Этот не совсем удачный мадригал, благодаря титулу, придававшему ему особое значение, заставил все-таки Елизавету вспыхнуть от удовольствия.
– Правда! Вы привезли портрет короля…
Шетарди на минуту растерялся. Он очень хлопотал о портрете в Версале, но, как и на другие свои ходатайства, получил уклончивый ответ: ему дали согласие на присылку портрета Людовика XV лишь условно – в том случае, если удастся заключить союз между Россией и Францией. Маркиз, как умел, старался теперь выпутаться из затруднения: «Желая придать своему изображению больше сходства, – уверил он Елизавету, – король заказал для нее новый портрет, и художник не успел еще закончить своей работы». Елизавета покраснела опять и подозвала рукой Брюммера и Лестока, чтоб маркиз в их присутствии повторил свой комплимент.
На этом разговор окончился. Но и сказанного было достаточно, чтоб внушить серьезные опасения врагам Франции, тем более что в последующие дни Шетарди видимо опять сблизился со своим бывшим дипломатическим союзником: Мардефельд был убежден, что Бестужев бесповоротно, и душой и телом, предан Австрии, а последние инструкции Фридриха указывали на то, что прусский король собирается возобновить свой спор с венгерской королевой. Поэтому прусский посланник был готов прийти на помощь своему французскому коллеге с тем, чтоб, в свою очередь, воспользоваться услугами, которые маркиз мог оказать их общему делу. На следующий же день после приезда маркиза в Петербург он отправил в Берлин депешу, в которой намекал на свои новые планы. В незашифрованной части этой депеши мы читаем: «Императрица приказала принцу Гессенскому послать людей, чтоб устроить переправу через Неву, и таким образом маркиз Шетарди прибыл вчера, а через два часа имел уже честь ухаживать в апартаментах господина Брюммера за ее величеством, которая сказала ему, что рада его видеть, как графа Перузского (sic), но что, если он желает говорить с нею о делах, то пусть обратится к ее министрам». А шифром к этому было прибавлено следующее: «Все это была одна игра, и императрица сделала вышеуказанный ответ Шетарди, только чтоб обмануть своих министров, он же дал ей понять, что приехал не как посол, а как преданный, верный слуга, чтоб наблюдать за ее интересами и раскрывать перед ней плутни некоторых ее министров, при этом он советовал ей вести дружбу исключительно с вашим величеством».
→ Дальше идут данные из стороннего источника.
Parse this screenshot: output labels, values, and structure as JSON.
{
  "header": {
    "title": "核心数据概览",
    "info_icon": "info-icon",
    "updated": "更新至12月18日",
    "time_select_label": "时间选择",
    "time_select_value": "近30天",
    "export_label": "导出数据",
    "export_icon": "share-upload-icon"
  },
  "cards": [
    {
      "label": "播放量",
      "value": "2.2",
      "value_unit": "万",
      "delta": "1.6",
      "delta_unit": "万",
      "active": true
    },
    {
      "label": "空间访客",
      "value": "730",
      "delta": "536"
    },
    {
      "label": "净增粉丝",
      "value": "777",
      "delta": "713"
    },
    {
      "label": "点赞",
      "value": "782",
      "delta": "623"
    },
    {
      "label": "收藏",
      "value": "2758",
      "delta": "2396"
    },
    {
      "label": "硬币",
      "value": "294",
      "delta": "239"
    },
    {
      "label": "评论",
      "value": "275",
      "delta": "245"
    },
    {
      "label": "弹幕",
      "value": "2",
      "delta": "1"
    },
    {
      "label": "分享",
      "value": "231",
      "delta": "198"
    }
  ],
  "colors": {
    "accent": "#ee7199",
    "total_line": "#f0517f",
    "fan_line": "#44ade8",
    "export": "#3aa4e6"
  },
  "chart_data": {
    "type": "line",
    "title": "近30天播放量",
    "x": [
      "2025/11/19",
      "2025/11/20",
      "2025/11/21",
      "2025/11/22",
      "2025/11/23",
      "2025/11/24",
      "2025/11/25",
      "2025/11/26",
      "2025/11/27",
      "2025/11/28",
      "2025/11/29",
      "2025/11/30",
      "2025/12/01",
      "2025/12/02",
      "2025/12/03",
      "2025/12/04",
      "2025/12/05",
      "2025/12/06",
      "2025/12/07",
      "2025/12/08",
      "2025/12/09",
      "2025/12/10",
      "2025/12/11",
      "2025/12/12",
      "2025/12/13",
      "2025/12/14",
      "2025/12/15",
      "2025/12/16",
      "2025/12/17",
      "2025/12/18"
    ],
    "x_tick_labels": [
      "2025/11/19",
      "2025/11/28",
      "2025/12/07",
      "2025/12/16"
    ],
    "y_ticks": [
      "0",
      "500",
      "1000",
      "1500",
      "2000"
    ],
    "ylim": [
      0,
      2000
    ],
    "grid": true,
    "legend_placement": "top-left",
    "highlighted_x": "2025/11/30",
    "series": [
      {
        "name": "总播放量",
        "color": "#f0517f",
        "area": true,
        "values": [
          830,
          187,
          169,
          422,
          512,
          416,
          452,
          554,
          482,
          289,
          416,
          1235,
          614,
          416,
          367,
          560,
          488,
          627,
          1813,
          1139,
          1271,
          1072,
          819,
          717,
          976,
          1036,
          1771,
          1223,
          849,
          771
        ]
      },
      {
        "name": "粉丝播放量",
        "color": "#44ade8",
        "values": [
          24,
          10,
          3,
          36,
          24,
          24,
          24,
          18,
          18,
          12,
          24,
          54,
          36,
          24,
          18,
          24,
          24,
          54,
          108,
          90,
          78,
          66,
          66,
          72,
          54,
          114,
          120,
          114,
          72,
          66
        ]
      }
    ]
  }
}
Плохо осведомленный на этот раз, Мардефельд, очевидно, передавал лишь то, что слышал от самого Шетарди. Но он верил своему коллеге на слово и через несколько дней писал опять: «Маркиз так же хорошо принят при дворе, как и в былые времена». Это было верно, но было преждевременно все-таки приписывать этому большое значение. Шетарди, правда, имел свободный доступ во дворец, где его встречали очень любезно. Он присутствовал на всех приемах и торжествах и в день основания ордена Андрея Первозванного появился залитый бриллиантами, о происхождении которых все перешептывались между собой, а английский посланник заметил лукаво, что, вследствие толкотни во дворце, одна из великолепных звезд на груди маркиза потеряла несколько лучей. Но, несмотря на весь этот наружный почет, сам маркиз не мог не видеть, что Елизавета упорно избегает деловых разговоров с ним, хоть и относится к нему по-прежнему милостиво. Ее же министры, которых он пытался игнорировать, откровенно платили ему тем же и подчеркивали, что признают представителем Франции одного д’Аллиона, отказываясь, впрочем, входить с этим последним в сношения, так как в его нотах не упоминался императорский титул. И д’Аллион – в своих депешах в Версаль и в разговоре с возвратившимся послом, который в сущности послом не был – доказывал все более горячо и настойчиво на неудобства такого неестественного положения. Оно создавало между маркизом и его подчиненным натянутые отношения и должно было неизбежно привести к полному разрыву между ними, что и произошло вскоре в самой нежелательной форме.